1. Gli ebrei usarono gli strumenti dell'oppressione e della persecuzione per fermare il vangelo di Gesù. Per loro, era un metodo per ostacolare la crescita dei seguaci di Cristo, ma Dio usò la persecuzione come mezzo per disperdere il Vangelo come un contadino che sparge il seme su un terreno agricolo perché coloro che erano scappati andavano di luogo in luogo predicando la Buona Novella.
2. Quindi l'arma della guerra non era altro che PREDICAZIONE: FARE CI CHE SI CHIEDEVA DI NON FARE. Questa diventa l'arma che ha risvegliato il più brutale dei loro nemici nella persona di Saul, che è arrivato fino a ottenere il sostegno legale per uccidere i primi cristiani. Ci è riuscito. Ma come ogni battaglia, ci deve essere un vincitore, e ha perso perché combatteva con armi artificiali, mentre i cristiani combattevano con un'arma da guerriglia divina, l'arma della Parola di Dio.

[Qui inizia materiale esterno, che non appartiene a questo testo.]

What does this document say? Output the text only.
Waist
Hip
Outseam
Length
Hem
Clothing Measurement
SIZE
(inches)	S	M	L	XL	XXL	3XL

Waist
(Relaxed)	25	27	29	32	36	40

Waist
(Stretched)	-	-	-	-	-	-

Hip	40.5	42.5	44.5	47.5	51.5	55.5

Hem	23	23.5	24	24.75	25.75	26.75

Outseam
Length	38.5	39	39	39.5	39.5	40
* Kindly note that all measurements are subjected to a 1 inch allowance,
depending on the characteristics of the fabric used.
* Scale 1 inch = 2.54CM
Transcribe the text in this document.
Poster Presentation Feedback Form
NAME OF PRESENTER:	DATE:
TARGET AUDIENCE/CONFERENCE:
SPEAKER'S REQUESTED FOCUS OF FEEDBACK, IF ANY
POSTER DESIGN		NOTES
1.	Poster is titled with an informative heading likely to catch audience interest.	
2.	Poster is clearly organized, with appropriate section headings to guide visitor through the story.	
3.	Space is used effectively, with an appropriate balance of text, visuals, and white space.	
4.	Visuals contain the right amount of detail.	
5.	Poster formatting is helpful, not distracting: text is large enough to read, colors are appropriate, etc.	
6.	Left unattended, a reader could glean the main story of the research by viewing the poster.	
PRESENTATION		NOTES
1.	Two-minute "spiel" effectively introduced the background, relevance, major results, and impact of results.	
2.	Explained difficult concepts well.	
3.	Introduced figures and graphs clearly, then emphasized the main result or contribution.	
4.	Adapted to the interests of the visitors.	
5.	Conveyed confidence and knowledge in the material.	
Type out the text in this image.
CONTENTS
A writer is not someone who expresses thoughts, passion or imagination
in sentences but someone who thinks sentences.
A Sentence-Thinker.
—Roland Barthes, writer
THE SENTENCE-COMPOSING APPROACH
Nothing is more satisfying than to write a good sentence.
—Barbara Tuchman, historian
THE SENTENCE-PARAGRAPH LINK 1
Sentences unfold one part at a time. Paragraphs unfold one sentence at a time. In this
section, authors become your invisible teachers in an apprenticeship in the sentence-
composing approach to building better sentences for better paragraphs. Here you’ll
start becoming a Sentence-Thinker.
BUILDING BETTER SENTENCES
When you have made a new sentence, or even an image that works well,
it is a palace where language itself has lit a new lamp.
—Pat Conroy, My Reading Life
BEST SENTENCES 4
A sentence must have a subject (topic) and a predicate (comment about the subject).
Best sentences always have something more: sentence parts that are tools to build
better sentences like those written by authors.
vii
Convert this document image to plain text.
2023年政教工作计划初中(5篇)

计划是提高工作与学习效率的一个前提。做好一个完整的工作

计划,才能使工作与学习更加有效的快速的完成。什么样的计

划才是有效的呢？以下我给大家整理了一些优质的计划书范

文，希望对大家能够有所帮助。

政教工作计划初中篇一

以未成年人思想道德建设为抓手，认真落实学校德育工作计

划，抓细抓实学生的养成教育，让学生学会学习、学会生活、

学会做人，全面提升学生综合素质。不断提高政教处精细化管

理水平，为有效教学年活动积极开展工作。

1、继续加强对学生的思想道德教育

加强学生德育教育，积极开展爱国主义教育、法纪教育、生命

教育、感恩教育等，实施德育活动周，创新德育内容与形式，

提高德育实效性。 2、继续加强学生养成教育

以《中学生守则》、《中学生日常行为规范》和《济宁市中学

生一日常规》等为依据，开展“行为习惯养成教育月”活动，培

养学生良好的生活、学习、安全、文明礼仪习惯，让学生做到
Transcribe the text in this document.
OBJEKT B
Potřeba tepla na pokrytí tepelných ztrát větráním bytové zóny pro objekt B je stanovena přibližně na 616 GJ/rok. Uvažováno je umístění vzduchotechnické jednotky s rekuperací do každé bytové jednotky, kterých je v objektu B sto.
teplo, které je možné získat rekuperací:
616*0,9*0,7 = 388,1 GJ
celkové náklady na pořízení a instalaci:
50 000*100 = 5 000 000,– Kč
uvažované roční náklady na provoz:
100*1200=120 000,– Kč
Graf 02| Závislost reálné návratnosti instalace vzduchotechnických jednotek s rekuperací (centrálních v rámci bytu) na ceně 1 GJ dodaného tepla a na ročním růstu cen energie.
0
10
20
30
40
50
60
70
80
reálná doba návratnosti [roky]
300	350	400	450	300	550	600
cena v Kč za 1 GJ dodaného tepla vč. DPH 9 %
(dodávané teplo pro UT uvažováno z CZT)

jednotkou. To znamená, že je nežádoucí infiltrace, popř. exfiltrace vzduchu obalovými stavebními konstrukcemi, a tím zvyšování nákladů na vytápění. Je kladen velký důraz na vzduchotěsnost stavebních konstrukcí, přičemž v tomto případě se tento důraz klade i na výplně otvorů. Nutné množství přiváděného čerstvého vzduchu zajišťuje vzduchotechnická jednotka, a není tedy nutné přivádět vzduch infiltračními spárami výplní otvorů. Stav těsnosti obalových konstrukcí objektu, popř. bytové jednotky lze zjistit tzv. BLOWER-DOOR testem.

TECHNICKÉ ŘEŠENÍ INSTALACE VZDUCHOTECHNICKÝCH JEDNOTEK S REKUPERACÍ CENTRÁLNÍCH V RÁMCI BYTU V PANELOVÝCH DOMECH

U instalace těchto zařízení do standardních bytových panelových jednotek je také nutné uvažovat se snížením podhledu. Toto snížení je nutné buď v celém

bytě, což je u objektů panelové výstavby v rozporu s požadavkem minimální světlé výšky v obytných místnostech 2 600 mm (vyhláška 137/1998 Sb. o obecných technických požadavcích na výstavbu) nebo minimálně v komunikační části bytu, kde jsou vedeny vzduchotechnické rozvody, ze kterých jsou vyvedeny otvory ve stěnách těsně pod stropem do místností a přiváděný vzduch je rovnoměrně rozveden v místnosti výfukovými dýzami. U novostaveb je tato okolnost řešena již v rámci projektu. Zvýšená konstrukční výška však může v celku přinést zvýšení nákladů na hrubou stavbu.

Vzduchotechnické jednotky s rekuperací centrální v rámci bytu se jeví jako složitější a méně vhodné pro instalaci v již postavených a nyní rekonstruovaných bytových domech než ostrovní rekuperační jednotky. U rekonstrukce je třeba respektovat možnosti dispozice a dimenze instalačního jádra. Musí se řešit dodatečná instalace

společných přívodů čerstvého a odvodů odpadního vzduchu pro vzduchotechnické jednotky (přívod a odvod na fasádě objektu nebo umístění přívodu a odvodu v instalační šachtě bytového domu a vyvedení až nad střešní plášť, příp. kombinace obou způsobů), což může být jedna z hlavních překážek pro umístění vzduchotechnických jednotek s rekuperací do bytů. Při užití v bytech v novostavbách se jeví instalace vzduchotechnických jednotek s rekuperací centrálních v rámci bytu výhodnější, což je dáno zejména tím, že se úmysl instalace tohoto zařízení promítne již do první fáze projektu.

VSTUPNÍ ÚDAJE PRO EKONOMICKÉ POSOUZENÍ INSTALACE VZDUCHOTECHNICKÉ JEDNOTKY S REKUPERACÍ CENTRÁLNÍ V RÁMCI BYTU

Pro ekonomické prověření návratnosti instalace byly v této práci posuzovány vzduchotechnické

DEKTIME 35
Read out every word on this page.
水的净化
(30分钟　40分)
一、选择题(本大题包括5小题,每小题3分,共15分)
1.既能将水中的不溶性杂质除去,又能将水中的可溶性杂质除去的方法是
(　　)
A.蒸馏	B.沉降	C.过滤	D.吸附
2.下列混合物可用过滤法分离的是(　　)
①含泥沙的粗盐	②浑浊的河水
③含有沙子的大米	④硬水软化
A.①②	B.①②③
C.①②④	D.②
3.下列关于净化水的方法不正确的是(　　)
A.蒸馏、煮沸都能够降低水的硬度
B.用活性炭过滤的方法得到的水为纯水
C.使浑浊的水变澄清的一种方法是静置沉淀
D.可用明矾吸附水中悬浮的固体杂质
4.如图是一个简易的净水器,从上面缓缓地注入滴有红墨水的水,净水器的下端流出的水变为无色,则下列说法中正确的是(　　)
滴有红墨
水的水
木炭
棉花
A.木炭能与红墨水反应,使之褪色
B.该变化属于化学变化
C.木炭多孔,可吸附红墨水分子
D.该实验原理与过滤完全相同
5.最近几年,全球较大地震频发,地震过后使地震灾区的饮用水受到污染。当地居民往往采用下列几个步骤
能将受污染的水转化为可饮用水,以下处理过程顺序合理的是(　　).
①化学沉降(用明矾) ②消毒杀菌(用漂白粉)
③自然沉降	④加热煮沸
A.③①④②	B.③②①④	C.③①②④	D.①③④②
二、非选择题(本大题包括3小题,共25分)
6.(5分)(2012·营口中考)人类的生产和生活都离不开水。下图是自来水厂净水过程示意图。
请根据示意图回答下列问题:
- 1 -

3. Saul, come Paolo dopo la sua conversione, scriverà: prendi la parola di Dio come la spada che ti dà lo Spirito, perché non lotti contro carne e sangue (Ef 6: 12-13). Lo sapeva, ha imparato la lezione quando ha provato a combattere con i cristiani. Lo sapeva dalla sua sconfitta!
4. E così figlio di Dio, io ti dico: NESSUNO PUO 'FERMARTI! Sì, purché combatti con l'arma giusta! Quella cosa buona che fai, per la quale gli uomini ti perseguitano è la tua arma. Se cedi alla loro pressione e la fermi, ti hanno sconfitto. Prendilo come parola d'ordine: più è persecuzione, più dovresti aumentare i tuoi sforzi. Non mollare mai e non smettere mai di pregare con la Parola di Dio.
COMPITO: Leggi Efesini 6:12-15 ora e prega il Salmo 144. Prego per te: il Signore sconfiggerà tutti coloro che ti attaccano e ti renderà vittorioso. Amen.